Net flows for Aviva’s wealth division rose 16% year-on-year to £5.8bn for the first half of the year, despite a dip in flows during the first quarter.
The net flows represented 6% of opening assets under management.
Net flows for the division dropped 15% in the first quarter to £2.3bn due to the outflow of assets of a large workplace scheme which had switched to another provider.
Aviva attributed the turnaround in net flows to increase regular contributions to its workplace propositions and continued growth in its platform business.
Assets under management for the wealth division grew by 6% over the half to £209bn at the end of June (December 2024: £198bn).
In a quarterly trading update shared today, the provider said its wealth division continued to see strong growth towards its ambition for £280m of operating profit by 2027.
Amanda Blanc, group CEO of Aviva, said: “We are very well positioned to accelerate growth in the capital-light areas of wealth, health and general insurance, and deliver more and more for our shareholders.”

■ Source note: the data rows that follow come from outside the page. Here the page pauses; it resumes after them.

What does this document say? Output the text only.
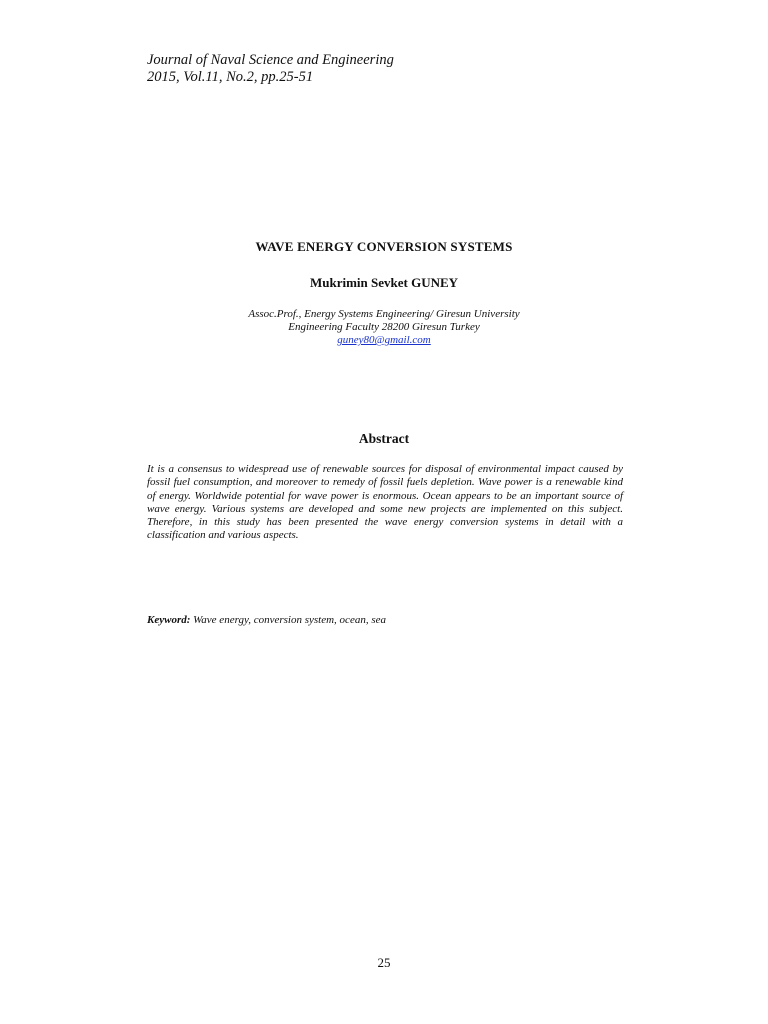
Journal of Naval Science and Engineering
2015, Vol.11, No.2, pp.25-51
WAVE ENERGY CONVERSION SYSTEMS
Mukrimin Sevket GUNEY
Assoc.Prof., Energy Systems Engineering/ Giresun University
Engineering Faculty 28200 Giresun Turkey
guney80@gmail.com
Abstract
It is a consensus to widespread use of renewable sources for disposal of environmental impact caused by fossil fuel consumption, and moreover to remedy of fossil fuels depletion. Wave power is a renewable kind of energy. Worldwide potential for wave power is enormous. Ocean appears to be an important source of wave energy. Various systems are developed and some new projects are implemented on this subject. Therefore, in this study has been presented the wave energy conversion systems in detail with a classification and various aspects.
Keyword: Wave energy, conversion system, ocean, sea
25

The results for the provider’s protection and retirement divisions were more muted.
Protection sales fell by 16% over the half, which Aviva attributed to the consolidation of propositions in the second half of 2024 following its acquisition from AIG.
Retirement sales fell 3% to £2.94bn which the provider said reflected “subdued market activity” in bulk purchase annuity schemes. However, individual annuity sales rose 29%. Around £1.3bn of assets from its annuities business and around 65% of workplace net flows went into Aviva Investors funds.
For the overall business group operating profit rose 22% to 1.07bn.